The other miracle of today’s Christendom is in the form of tithes, Naira, Euro, Dollar and the kind. This monetization, this gift-ization, this commercialization of Christmas is not new. The profit side of what is meant to be a spiritual occasion has simply overtaken everything else. We related to the God of old in terms of prayers and blessings. And we believed.

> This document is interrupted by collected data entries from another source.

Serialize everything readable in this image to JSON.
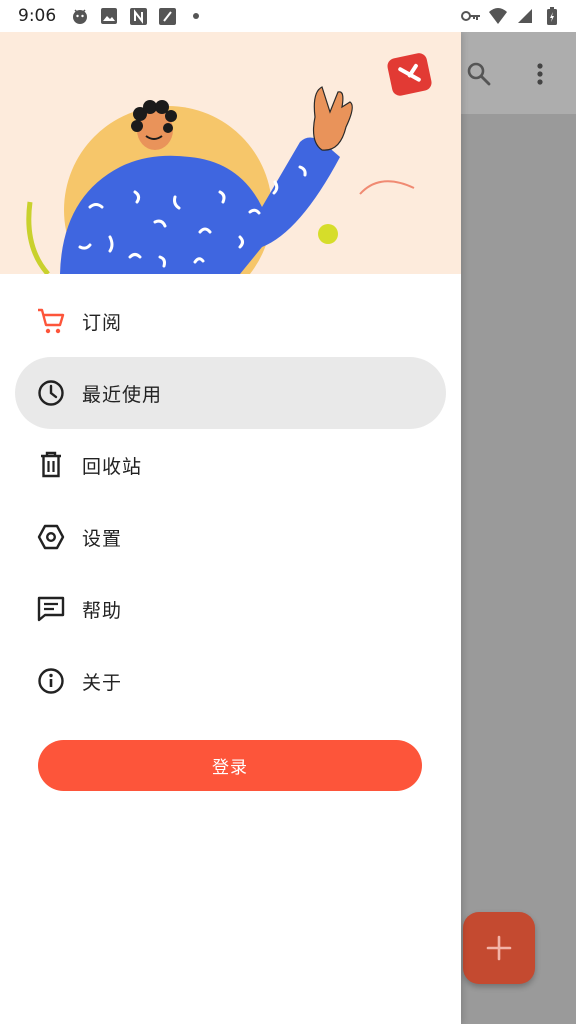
{
  "status_bar": {
    "time": "9:06",
    "left_icons": [
      "android-face-icon",
      "image-icon",
      "notion-icon",
      "edit-note-icon",
      "dot-icon"
    ],
    "right_icons": [
      "vpn-key-icon",
      "wifi-icon",
      "signal-icon",
      "battery-charging-icon"
    ]
  },
  "drawer": {
    "header_illustration": "person-waving-illustration",
    "menu": [
      {
        "label": "订阅",
        "icon": "cart-icon",
        "active": false
      },
      {
        "label": "最近使用",
        "icon": "clock-icon",
        "active": true
      },
      {
        "label": "回收站",
        "icon": "trash-icon",
        "active": false
      },
      {
        "label": "设置",
        "icon": "hexagon-settings-icon",
        "active": false
      },
      {
        "label": "帮助",
        "icon": "message-icon",
        "active": false
      },
      {
        "label": "关于",
        "icon": "info-icon",
        "active": false
      }
    ],
    "login_label": "登录"
  },
  "app_toolbar": {
    "icons": [
      "search-icon",
      "more-vert-icon"
    ]
  },
  "fab": {
    "icon": "plus-icon"
  },
  "colors": {
    "accent": "#fd553a",
    "header_bg": "#fdebdc",
    "active_item_bg": "#e9e9e9",
    "scrim": "#9a9a9a"
  }
}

Today, people relate to God in terms of cash. Father Christmas is now Santa Naira, he collects tithes and gate fees! In those days, we looked forward to Christmas as the season of new clothes and shoes, the season of chicken and turkey. It was the season of Christmas song and dance and joy and the cantata. How many parents will allow their children go out these days as Christmas approaches? We are in the age of kidnappers. How many are singing and dancing? How many can afford to buy new clothes or sing new songs? In Southern Kaduna for example? Or those other places in Nigeria where many Christians were slaughtered in the course of the year? Barkin Ladi? Christmas brings a message of hope and redemption. But where is hope? Where is redemption? Where is redemptive leadership?
Such a dull Christmas season. Why are our people so sad? Do they even know it is Christmas?